I think it would be nice to have a consolidated resource to link when someone raises a specific allegation of fraud, that contains a list of the arguments, court cases, and counterarguments. I chose to go on a partial media blackout in 2020 so the only things I've seen about the issue are some mathematical rebuttals on YouTube, whatever I see here on HN, and whatever I hear from my conservative friends.

It's likely some people are acting in bad faith, but many more just haven't seen convincing enough counterevidence to counteract what they've heard from "the other side". If we flag their posts so it's not even visible to most users and impossible to reply to, then it's impossible to have that conversation and we are just proving their claims of censorship and a lack of evidence.
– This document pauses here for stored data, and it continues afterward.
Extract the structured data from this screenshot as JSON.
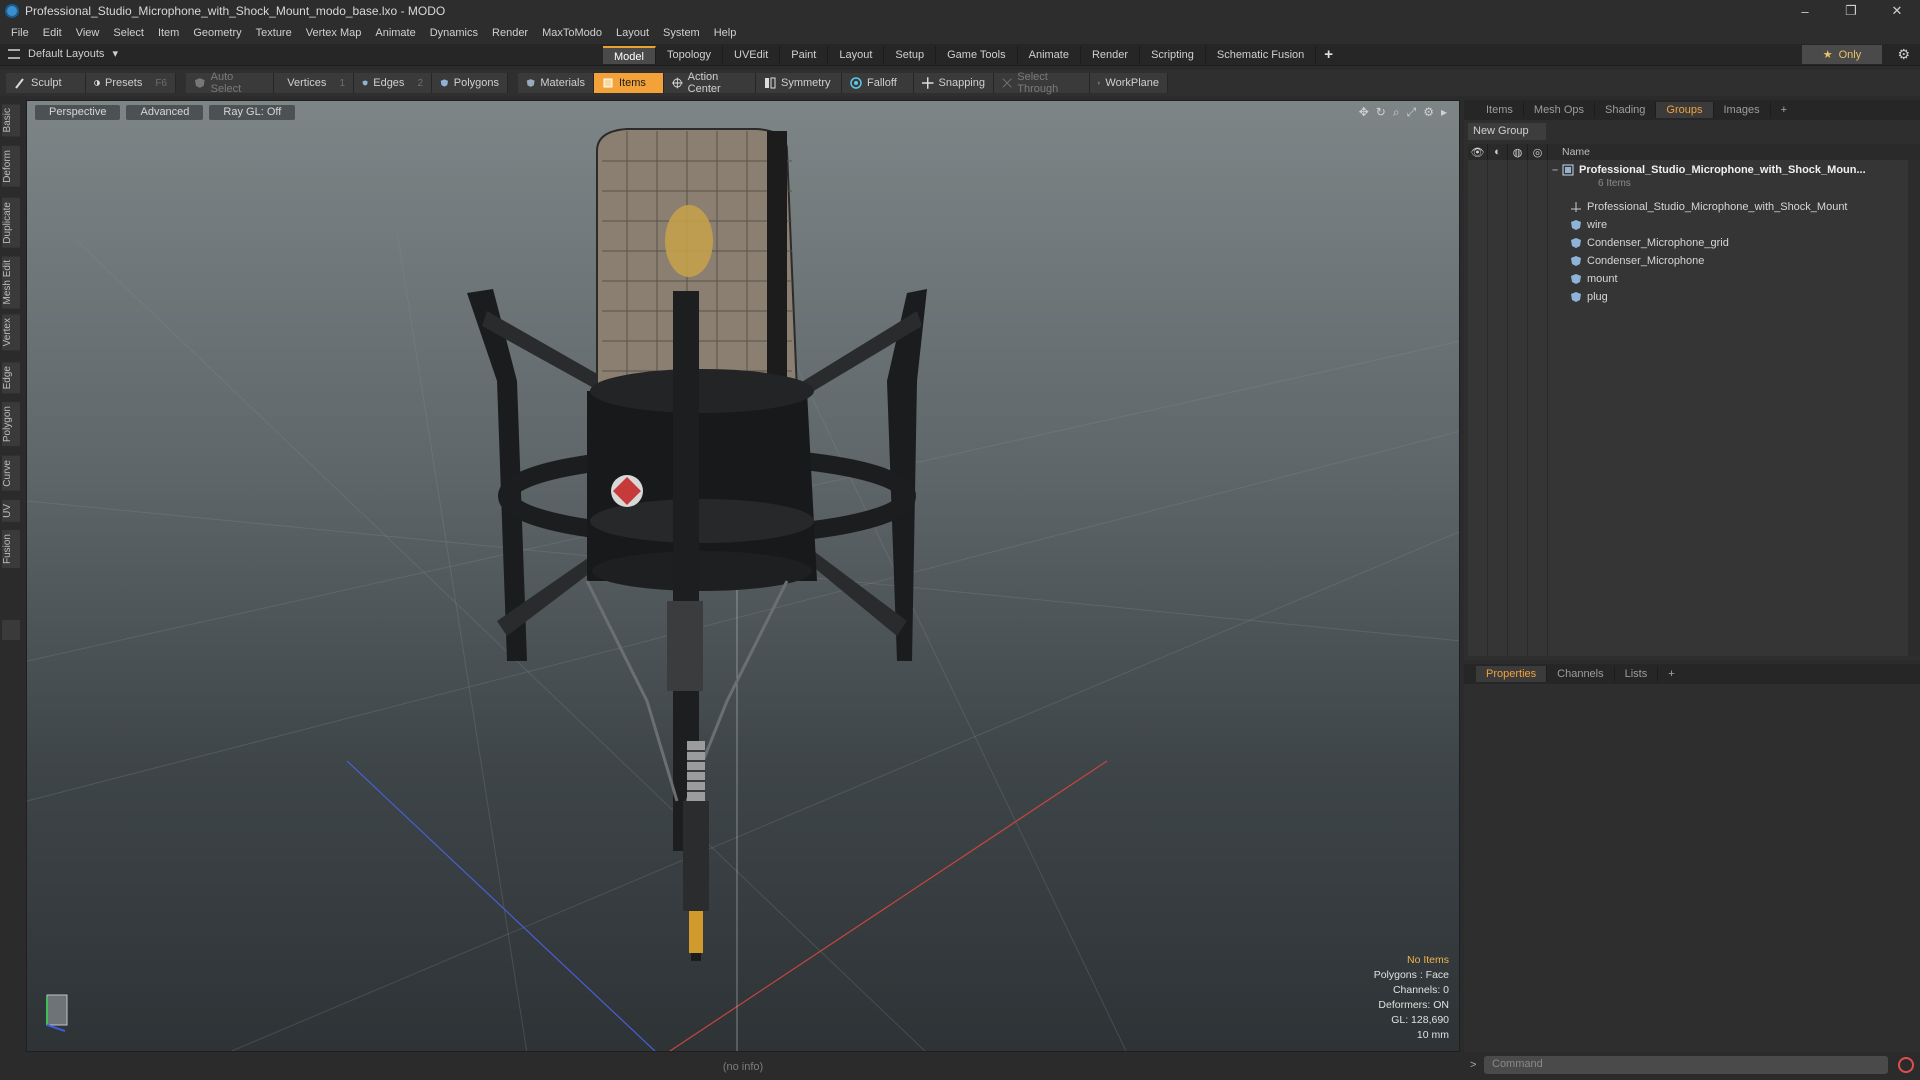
{
  "window": {
    "title": "Professional_Studio_Microphone_with_Shock_Mount_modo_base.lxo - MODO",
    "controls": [
      "–",
      "❐",
      "✕"
    ]
  },
  "menu": [
    "File",
    "Edit",
    "View",
    "Select",
    "Item",
    "Geometry",
    "Texture",
    "Vertex Map",
    "Animate",
    "Dynamics",
    "Render",
    "MaxToModo",
    "Layout",
    "System",
    "Help"
  ],
  "layout_bar": {
    "selector": "Default Layouts",
    "tabs": [
      "Model",
      "Topology",
      "UVEdit",
      "Paint",
      "Layout",
      "Setup",
      "Game Tools",
      "Animate",
      "Render",
      "Scripting",
      "Schematic Fusion"
    ],
    "active_tab": "Model",
    "plus": "+",
    "only_label": "Only",
    "only_star": "★"
  },
  "toolbar": {
    "sculpt": "Sculpt",
    "presets": "Presets",
    "presets_key": "F6",
    "auto_select": "Auto Select",
    "vertices": "Vertices",
    "vertices_count": "1",
    "edges": "Edges",
    "edges_count": "2",
    "polygons": "Polygons",
    "materials": "Materials",
    "items": "Items",
    "action_center": "Action Center",
    "symmetry": "Symmetry",
    "falloff": "Falloff",
    "snapping": "Snapping",
    "select_through": "Select Through",
    "workplane": "WorkPlane"
  },
  "left_tabs": [
    "Basic",
    "Deform",
    "Duplicate",
    "Mesh Edit",
    "Vertex",
    "Edge",
    "Polygon",
    "Curve",
    "UV",
    "Fusion"
  ],
  "viewport": {
    "view_mode": "Perspective",
    "shading": "Advanced",
    "raygl": "Ray GL: Off",
    "hud": {
      "selection": "No Items",
      "polygons": "Polygons : Face",
      "channels": "Channels: 0",
      "deformers": "Deformers: ON",
      "gl": "GL: 128,690",
      "unit": "10 mm"
    }
  },
  "status": "(no info)",
  "groups_panel": {
    "tabs": [
      "Items",
      "Mesh Ops",
      "Shading",
      "Groups",
      "Images"
    ],
    "active_tab": "Groups",
    "new_group": "New Group",
    "name_header": "Name",
    "group_name": "Professional_Studio_Microphone_with_Shock_Moun...",
    "group_count": "6 Items",
    "items": [
      "Professional_Studio_Microphone_with_Shock_Mount",
      "wire",
      "Condenser_Microphone_grid",
      "Condenser_Microphone",
      "mount",
      "plug"
    ]
  },
  "properties_panel": {
    "tabs": [
      "Properties",
      "Channels",
      "Lists"
    ],
    "active_tab": "Properties"
  },
  "command": {
    "prompt": ">",
    "placeholder": "Command"
  },
  "colors": {
    "accent": "#f3a23a",
    "hud_highlight": "#f0b44c"
  }
}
I think it would help to have a summary essay, not attached to any news outlet, that simply listed the publicized claims of fraud (like this claim that mail-in voting is fraudulent), who benefits and loses (democrats are more likely to mail in ballots especially in 2020, so discrediting mail-in voting favors republicans), what evidence exists, what counterarguments invalidate the allegations, and whether the alleged fraud was sizable enough to sway the election. Boring and emotionless, like a spreadsheet.


These people don’t listen to facts. They argue that the election results should be in favor of trump and that it was stolen and fraudulent. At the same time they insist that all of the Republican wins are perfectly valid. There’s no logic or evidence behind their beliefs that is grounded in reality. You can’t reason someone out of a position they didn’t reason themselves into. Especially not with something as emotionally lifeless as a spreadsheet. That won’t change anyone’s mind who has been primed by their conspiracy bubbles and outrage machines


The world isn't made up of "these people" or "those people", it's made up of varied individuals -- friends, families, and neighbors. When one is using "those" kinds of phrases, it's pretty clear that one is thinking of stereotypes, and not individuals. One would be rightly excoriated for saying "these people" to refer to a race or an orientation, and the same should be true for a culture or a party.


So I can’t say “these people” when referring to the ones who stormed the capitol or support that treasonous act because they wrongly believe the election was stolen? Is that really just as bad as referring to black people as “these people?”

Either way that’s besides the point, I wish I had your optimism but I doubt you’ll convince anyone who is dug in and truly believes trump won this election. If you do please let me know and I’ll apologize fervently to your friends and neighbors.